Back in the day the SO and I had a 2018 M3 LR RWD that, over the year and a half since we had it, had gone from about 320 mile range (figured by dividing the displayed mileage by the %charge) to about 290 miles or so. And I was sad.
At that time, we decided to take a lengthy trip from NJ down to Savannah, GA, to check out the birthplace of the Girl Scouts in the US. This involved, more or less, getting on I-95 southbound and hitting Superchargers as we went, staying overnight in the middle somewhere. We left with a full charge (recommended for this kind of thing) and were, more or less, following the NAV, charging roughly three times on the way down. Note that this resulted in some relatively rapid, deep discharges of the battery.
And, wonder of wonders, the max range crept right back up into the 320's. And stayed up there for the next three or four months, then started creeping back down again.
And that got to be a generally observed process. Don't drive long distances; charge the car when it hit 30% or so to 80% or so; and, over time, the indicated max range would creep down into the 290's. Go on a longish trip with multiple deep discharges; and the indicated range would go right back up again. The car was sold in 9/2023 and had a max range, at the time, of 308-310 miles, which was pretty good for a five year old Tesla.

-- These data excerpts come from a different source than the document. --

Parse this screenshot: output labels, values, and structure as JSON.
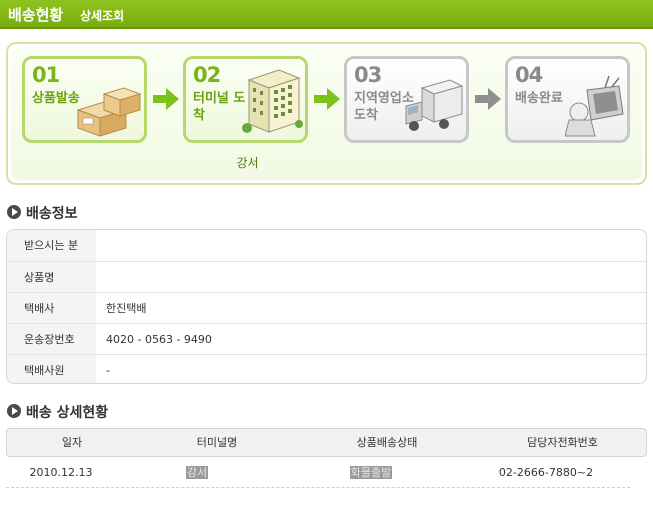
{
  "header": {
    "title": "배송현황",
    "subtitle": "상세조회"
  },
  "steps": [
    {
      "num": "01",
      "label": "상품발송",
      "active": true
    },
    {
      "num": "02",
      "label": "터미널 도착",
      "active": true,
      "sub": "강서"
    },
    {
      "num": "03",
      "label": "지역영업소 도착",
      "active": false
    },
    {
      "num": "04",
      "label": "배송완료",
      "active": false
    }
  ],
  "info_section": {
    "title": "배송정보",
    "rows": [
      {
        "key": "받으시는 분",
        "value": ""
      },
      {
        "key": "상품명",
        "value": ""
      },
      {
        "key": "택배사",
        "value": "한진택배"
      },
      {
        "key": "운송장번호",
        "value": "4020 - 0563 - 9490"
      },
      {
        "key": "택배사원",
        "value": "-"
      }
    ]
  },
  "detail_section": {
    "title": "배송 상세현황",
    "columns": [
      "일자",
      "터미널명",
      "상품배송상태",
      "담당자전화번호"
    ],
    "rows": [
      {
        "date": "2010.12.13",
        "terminal": "강서",
        "status": "화물출발",
        "phone": "02-2666-7880~2"
      }
    ]
  },
  "colors": {
    "accent": "#8fc31f",
    "active_text": "#6da20f",
    "inactive_text": "#8a8a8a"
  }
}
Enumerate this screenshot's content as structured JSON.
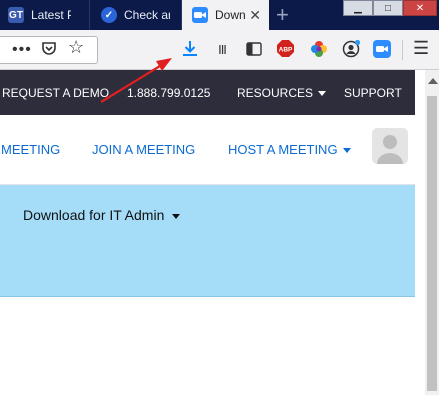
{
  "tabs": [
    {
      "label": "Latest Pe",
      "favicon": "GT"
    },
    {
      "label": "Check ar",
      "favicon": "check-badge"
    },
    {
      "label": "Down",
      "favicon": "zoom-camera",
      "active": true
    }
  ],
  "tab_close_glyph": "✕",
  "new_tab_glyph": "+",
  "window_controls": {
    "minimize": "▁",
    "maximize": "□",
    "close": "✕"
  },
  "toolbar": {
    "page_actions_glyph": "•••",
    "bookmark_star_glyph": "☆",
    "library_glyph": "III",
    "menu_glyph": "☰",
    "abp_text": "ABP"
  },
  "site_nav": {
    "request_demo": "REQUEST A DEMO",
    "phone": "1.888.799.0125",
    "resources": "RESOURCES",
    "support": "SUPPORT"
  },
  "menu": {
    "meeting": "MEETING",
    "join": "JOIN A MEETING",
    "host": "HOST A MEETING"
  },
  "banner": {
    "title": "Download for IT Admin"
  },
  "colors": {
    "tabbar": "#0c1a4a",
    "site_nav": "#2d2d3c",
    "link_blue": "#0b6bd3",
    "banner": "#a5ddf9",
    "annotation_red": "#e02020",
    "download_blue": "#0a84ff"
  }
}
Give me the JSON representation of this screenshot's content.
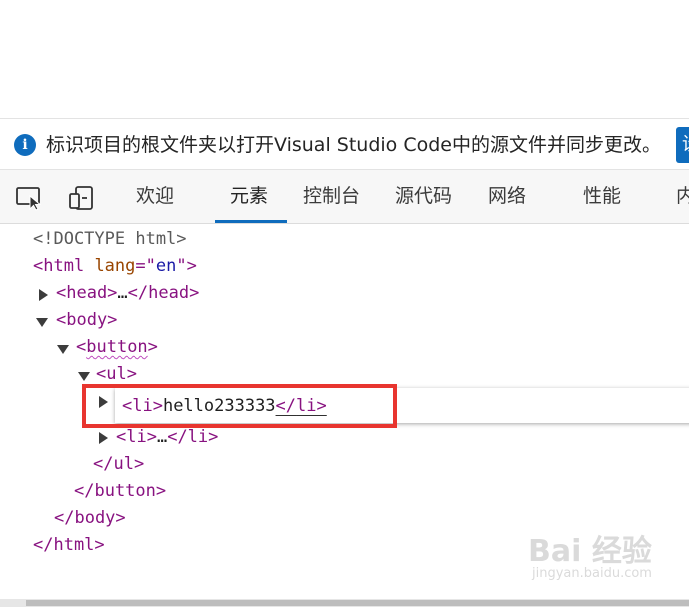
{
  "infobar": {
    "icon": "info-icon",
    "icon_glyph": "i",
    "message": "标识项目的根文件夹以打开Visual Studio Code中的源文件并同步更改。",
    "button_label": "设"
  },
  "toolbar": {
    "inspect_icon": "inspect-element-icon",
    "device_icon": "device-emulation-icon"
  },
  "tabs": [
    {
      "label": "欢迎",
      "active": false
    },
    {
      "label": "元素",
      "active": true
    },
    {
      "label": "控制台",
      "active": false
    },
    {
      "label": "源代码",
      "active": false
    },
    {
      "label": "网络",
      "active": false
    },
    {
      "label": "性能",
      "active": false
    },
    {
      "label": "内",
      "active": false
    }
  ],
  "dom": {
    "doctype": "<!DOCTYPE html>",
    "html_open_tag": "<html",
    "html_attr": "lang",
    "html_attr_eq": "=\"",
    "html_attr_val": "en",
    "html_attr_close": "\">",
    "head": "<head>",
    "ellipsis": "…",
    "head_close": "</head>",
    "body": "<body>",
    "button": "button",
    "lt": "<",
    "gt": ">",
    "ul": "<ul>",
    "li_open": "<li>",
    "li_text": "hello233333",
    "li_close_lt": "</",
    "li_close_name": "li",
    "li_close_gt": ">",
    "li2_open": "<li>",
    "li2_close": "</li>",
    "ul_close": "</ul>",
    "button_close": "</button>",
    "body_close": "</body>",
    "html_close": "</html>"
  },
  "watermark": {
    "main": "Bai 经验",
    "sub": "jingyan.baidu.com"
  }
}
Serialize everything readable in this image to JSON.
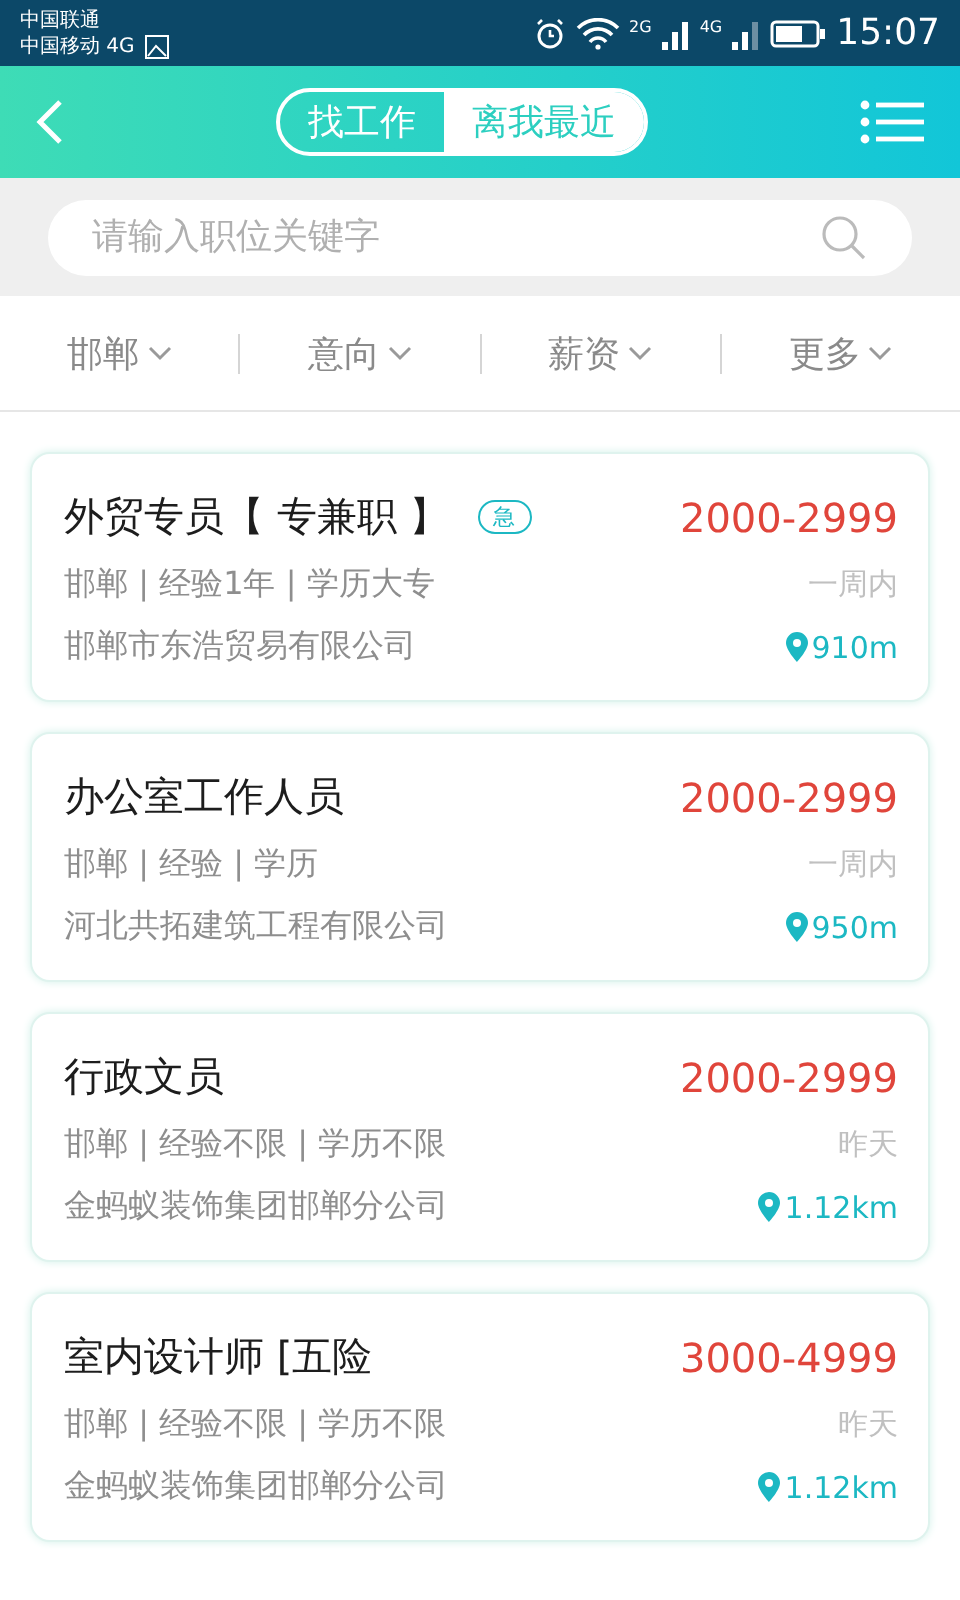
{
  "status_bar": {
    "carrier_1": "中国联通",
    "carrier_2": "中国移动 4G",
    "network_1": "2G",
    "network_2": "4G",
    "time": "15:07"
  },
  "header": {
    "tabs": [
      {
        "label": "找工作",
        "selected": false
      },
      {
        "label": "离我最近",
        "selected": true
      }
    ]
  },
  "search": {
    "placeholder": "请输入职位关键字"
  },
  "filters": [
    "邯郸",
    "意向",
    "薪资",
    "更多"
  ],
  "jobs": [
    {
      "title": "外贸专员【 专兼职 】",
      "urgent": true,
      "urgent_label": "急",
      "salary": "2000-2999",
      "details": "邯郸 | 经验1年 | 学历大专",
      "posted": "一周内",
      "company": "邯郸市东浩贸易有限公司",
      "distance": "910m"
    },
    {
      "title": "办公室工作人员",
      "urgent": false,
      "salary": "2000-2999",
      "details": "邯郸 | 经验 | 学历",
      "posted": "一周内",
      "company": "河北共拓建筑工程有限公司",
      "distance": "950m"
    },
    {
      "title": "行政文员",
      "urgent": false,
      "salary": "2000-2999",
      "details": "邯郸 | 经验不限 | 学历不限",
      "posted": "昨天",
      "company": "金蚂蚁装饰集团邯郸分公司",
      "distance": "1.12km"
    },
    {
      "title": "室内设计师 [五险",
      "urgent": false,
      "salary": "3000-4999",
      "details": "邯郸 | 经验不限 | 学历不限",
      "posted": "昨天",
      "company": "金蚂蚁装饰集团邯郸分公司",
      "distance": "1.12km"
    }
  ]
}
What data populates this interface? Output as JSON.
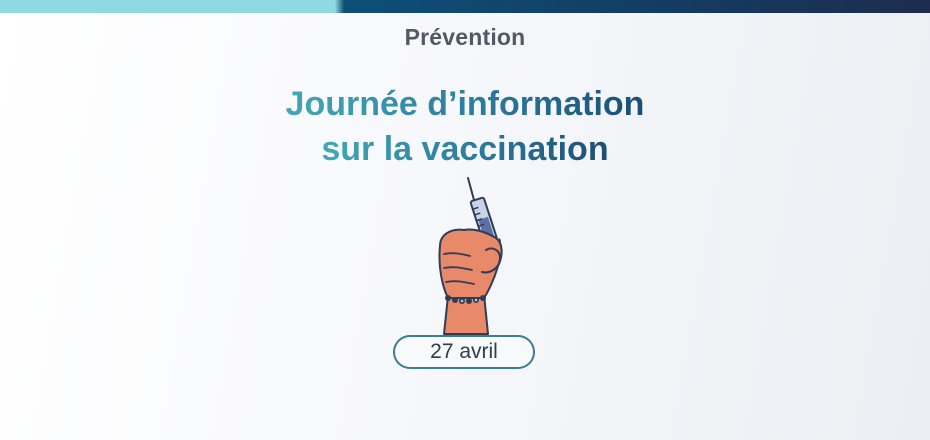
{
  "header": {
    "category": "Prévention",
    "title_line1": "Journée d’information",
    "title_line2": "sur la vaccination"
  },
  "event": {
    "date": "27 avril"
  },
  "illustration": {
    "icon": "hand-holding-syringe-icon"
  },
  "colors": {
    "accent_teal": "#43a8b6",
    "accent_navy": "#1b4e76",
    "top_bar_light": "#8fd9e2",
    "top_bar_dark": "#133d63",
    "skin": "#e8896a",
    "pill_border": "#3c7d8f"
  }
}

The issue is that the BMS tries to figure out how much energy is stuffed into the battery. Compared to an ICE, it does a decent job; but it does accumulate some error in there.
There are occasional threads around the TMC (and other places) where people hit upon this-method-or-that to "recover" those lost miles; most of those methods involve stuff like discharging the car down to 2%, then back to 95%, and lather, rinse, repeat, say, 3 times. Which is like a thousand miles of driving.. to recover "lost" mileage of 20 or 30 miles or so. I figure it's not worth the effort.
So, don't take that "battery degradation" as gospel. Yeah, some people
do get batteries that go down for the count; but with most, it's probably just BMS inaccuracy.